The IRS Failure to File Penalty is civil penalty assessed by the IRS for individuals who fail to file a tax return. It is one of the most common penalties assessed. Although filing a tax return is not mandated in all cases, if you owe taxes and do not file, the penalty can be quite devastating. This penalty is 5% per month on any tax balance up to 25% total (after 5 months).
Have you been slapped with a Failure to File Penalty by the IRS? Simply put, it means that you now owe more money than before if you had any taxes owed this year. That being said, the IRS does realize that there are times when a taxpayer cannot stay compliant. In this case, they give them the chance to remove the failure to file penalty. Believe it or not, approximately 1/3 of all tax penalties are removed at a later date.
So How Can You Remove this Penalty?
Well, first you want to make sure you file. Even if you cannot pay the total taxes owed, you should file immediately not only because you can prevent this penalty from accruing, but also because you can claim applicable tax credits and tax deductions that you otherwise would not necessarily get if the IRS filed a "Substitute for Return (SFR)," or a tax return for you.
If you have filed at least you can begin to tackle removing or reducing the penalty if you have good reason. The IRS is not going to remove your penalty for no reason. You need to prove to the IRS that you had reasonable cause for not filing you return by the deadline. If you can successfully do so, your failure to file penalty will be reduced or removed altogether. Those who are having a hard time determining reasonable cause should get in touch with tax accountant, Enrolled Agent, or Tax Attorney.
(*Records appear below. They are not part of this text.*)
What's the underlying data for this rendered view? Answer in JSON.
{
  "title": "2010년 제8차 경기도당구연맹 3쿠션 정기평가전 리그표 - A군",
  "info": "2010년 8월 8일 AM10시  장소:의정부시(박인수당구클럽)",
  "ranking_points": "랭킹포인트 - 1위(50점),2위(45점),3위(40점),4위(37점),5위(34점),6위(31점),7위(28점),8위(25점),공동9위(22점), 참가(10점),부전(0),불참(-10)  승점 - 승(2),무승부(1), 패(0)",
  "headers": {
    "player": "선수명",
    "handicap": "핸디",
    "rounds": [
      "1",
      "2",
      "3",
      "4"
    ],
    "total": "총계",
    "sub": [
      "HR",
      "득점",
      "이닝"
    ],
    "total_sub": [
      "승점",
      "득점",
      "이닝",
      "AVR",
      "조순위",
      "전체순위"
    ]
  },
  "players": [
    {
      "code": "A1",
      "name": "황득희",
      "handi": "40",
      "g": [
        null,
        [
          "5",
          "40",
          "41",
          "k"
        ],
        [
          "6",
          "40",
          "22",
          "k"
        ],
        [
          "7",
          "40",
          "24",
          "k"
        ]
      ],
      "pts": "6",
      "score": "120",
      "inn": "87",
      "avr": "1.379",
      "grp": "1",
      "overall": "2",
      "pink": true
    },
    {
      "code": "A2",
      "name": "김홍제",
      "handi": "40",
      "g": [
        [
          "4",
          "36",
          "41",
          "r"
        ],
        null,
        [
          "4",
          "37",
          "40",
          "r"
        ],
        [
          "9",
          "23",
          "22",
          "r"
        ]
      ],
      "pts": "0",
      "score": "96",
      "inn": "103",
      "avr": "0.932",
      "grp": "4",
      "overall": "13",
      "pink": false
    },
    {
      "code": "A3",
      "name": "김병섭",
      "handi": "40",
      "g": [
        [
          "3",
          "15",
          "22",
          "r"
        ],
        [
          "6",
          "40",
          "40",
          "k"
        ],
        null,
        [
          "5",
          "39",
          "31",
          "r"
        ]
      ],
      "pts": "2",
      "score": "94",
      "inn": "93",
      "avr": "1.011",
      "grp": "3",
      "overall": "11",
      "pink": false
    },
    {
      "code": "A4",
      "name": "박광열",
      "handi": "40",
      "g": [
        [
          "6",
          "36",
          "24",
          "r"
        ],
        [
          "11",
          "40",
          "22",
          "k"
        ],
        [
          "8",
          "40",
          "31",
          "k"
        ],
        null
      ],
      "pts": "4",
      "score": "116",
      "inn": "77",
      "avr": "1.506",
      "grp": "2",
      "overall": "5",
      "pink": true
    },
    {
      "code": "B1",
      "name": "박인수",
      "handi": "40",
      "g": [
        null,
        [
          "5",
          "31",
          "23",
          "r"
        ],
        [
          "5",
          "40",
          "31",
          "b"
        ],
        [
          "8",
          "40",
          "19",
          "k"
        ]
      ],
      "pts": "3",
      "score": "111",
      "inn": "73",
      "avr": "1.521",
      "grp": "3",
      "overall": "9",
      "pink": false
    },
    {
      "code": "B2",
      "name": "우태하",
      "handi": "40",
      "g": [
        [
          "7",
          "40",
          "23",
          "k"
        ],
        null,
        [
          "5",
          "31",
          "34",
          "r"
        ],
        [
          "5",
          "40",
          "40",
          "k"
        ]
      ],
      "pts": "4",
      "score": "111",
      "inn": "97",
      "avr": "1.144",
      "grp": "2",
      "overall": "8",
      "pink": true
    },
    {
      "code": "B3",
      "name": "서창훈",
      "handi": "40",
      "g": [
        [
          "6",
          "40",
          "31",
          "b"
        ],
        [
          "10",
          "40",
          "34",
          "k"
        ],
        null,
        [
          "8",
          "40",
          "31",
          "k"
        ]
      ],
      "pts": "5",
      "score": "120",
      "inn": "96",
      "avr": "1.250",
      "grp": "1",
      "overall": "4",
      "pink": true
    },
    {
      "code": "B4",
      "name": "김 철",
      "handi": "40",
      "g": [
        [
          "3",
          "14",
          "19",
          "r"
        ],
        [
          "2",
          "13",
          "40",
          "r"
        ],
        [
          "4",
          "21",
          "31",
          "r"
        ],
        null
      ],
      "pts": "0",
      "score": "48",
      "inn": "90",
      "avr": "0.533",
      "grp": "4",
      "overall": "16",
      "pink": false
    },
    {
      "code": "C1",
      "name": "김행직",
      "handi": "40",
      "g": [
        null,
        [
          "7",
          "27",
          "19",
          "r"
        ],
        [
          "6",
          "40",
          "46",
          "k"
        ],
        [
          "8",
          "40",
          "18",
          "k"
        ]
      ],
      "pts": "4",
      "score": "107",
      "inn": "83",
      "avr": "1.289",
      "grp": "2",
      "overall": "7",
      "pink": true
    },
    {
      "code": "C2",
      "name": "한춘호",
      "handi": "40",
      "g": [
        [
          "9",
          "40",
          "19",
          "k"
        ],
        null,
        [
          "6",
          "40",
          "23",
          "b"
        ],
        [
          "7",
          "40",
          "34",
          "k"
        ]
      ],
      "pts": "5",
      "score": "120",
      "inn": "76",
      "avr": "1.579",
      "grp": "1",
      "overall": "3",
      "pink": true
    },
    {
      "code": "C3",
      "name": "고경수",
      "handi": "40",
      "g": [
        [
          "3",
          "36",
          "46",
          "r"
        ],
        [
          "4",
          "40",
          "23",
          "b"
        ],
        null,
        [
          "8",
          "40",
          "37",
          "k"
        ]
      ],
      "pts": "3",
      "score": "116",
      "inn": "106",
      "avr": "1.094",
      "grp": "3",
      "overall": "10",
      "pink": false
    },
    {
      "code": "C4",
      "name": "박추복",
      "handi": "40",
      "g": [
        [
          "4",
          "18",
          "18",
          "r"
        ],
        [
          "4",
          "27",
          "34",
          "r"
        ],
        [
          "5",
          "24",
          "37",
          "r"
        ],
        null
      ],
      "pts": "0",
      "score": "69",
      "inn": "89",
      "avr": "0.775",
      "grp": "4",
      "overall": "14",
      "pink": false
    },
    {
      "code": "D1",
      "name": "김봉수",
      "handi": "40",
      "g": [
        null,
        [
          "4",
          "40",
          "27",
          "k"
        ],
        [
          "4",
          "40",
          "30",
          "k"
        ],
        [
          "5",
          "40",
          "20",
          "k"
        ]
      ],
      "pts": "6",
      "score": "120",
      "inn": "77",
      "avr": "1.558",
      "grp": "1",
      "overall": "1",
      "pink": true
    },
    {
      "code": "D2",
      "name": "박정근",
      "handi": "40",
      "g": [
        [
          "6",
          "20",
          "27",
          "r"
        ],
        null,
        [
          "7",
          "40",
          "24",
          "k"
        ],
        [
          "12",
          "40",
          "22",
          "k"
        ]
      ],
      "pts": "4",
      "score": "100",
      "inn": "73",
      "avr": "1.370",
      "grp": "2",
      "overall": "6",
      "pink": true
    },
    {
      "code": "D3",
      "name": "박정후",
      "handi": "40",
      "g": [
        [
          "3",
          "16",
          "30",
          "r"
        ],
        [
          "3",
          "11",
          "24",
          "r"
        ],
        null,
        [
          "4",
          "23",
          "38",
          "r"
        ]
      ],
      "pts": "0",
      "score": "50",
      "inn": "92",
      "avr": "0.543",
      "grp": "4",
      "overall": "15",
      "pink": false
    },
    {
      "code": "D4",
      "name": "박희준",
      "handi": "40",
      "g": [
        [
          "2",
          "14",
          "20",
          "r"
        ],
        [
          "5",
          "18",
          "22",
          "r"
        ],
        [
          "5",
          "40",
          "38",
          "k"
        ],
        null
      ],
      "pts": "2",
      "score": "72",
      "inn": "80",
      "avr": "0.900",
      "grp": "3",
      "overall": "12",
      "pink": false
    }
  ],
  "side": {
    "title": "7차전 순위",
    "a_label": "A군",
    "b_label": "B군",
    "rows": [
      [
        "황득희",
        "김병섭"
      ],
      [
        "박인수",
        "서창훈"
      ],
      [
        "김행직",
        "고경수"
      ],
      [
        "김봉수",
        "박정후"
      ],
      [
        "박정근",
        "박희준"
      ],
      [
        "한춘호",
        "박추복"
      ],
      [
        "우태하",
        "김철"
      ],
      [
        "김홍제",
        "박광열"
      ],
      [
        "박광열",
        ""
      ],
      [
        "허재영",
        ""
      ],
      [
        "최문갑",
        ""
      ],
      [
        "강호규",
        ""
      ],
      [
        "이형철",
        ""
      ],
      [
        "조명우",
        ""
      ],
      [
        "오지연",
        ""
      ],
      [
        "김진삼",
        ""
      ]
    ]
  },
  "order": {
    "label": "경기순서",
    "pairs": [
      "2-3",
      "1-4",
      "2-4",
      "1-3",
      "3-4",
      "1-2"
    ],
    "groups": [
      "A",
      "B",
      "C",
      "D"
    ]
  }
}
What is reasonable cause? This is pretty much any excuse that the IRS is willing to accept that is reasonable and does not show "willful neglect." It can be anything from a death in the family to a natural disaster resulting in the loss of files. Some other examples of reasonable cause with failing to file on time may be:
The return was mailed but not sent to the right IRS office
You were given incorrect information by an IRS employee or a tax professional
You experienced a fire, flood, or some other natural disaster that made sending the return on time difficult
You experienced a major illness that prevented you from filing on time
The IRS handles each case one at a time. You have to show reasonable cause and hope that your officer is willing to accept what you say. It should go without saying that you do not want to lie to the IRS. If you do not have reasonable cause you should not make something up – this is fraud and the IRS will catch you.
It is a good idea to consider penalty abatement if you believe that it can work in your favor. This is particularly true if penalties make up a sizable portion of your balance.
Removing the IRS failure to file penalty is something that you may need help with. Hiring a tax professional may cost you money, but you will save much more if they can help you remove failure to file penalties. Before you give in and pay the penalty, think about whether or not abatement is a reasonable option. If it is, move forward on this right away.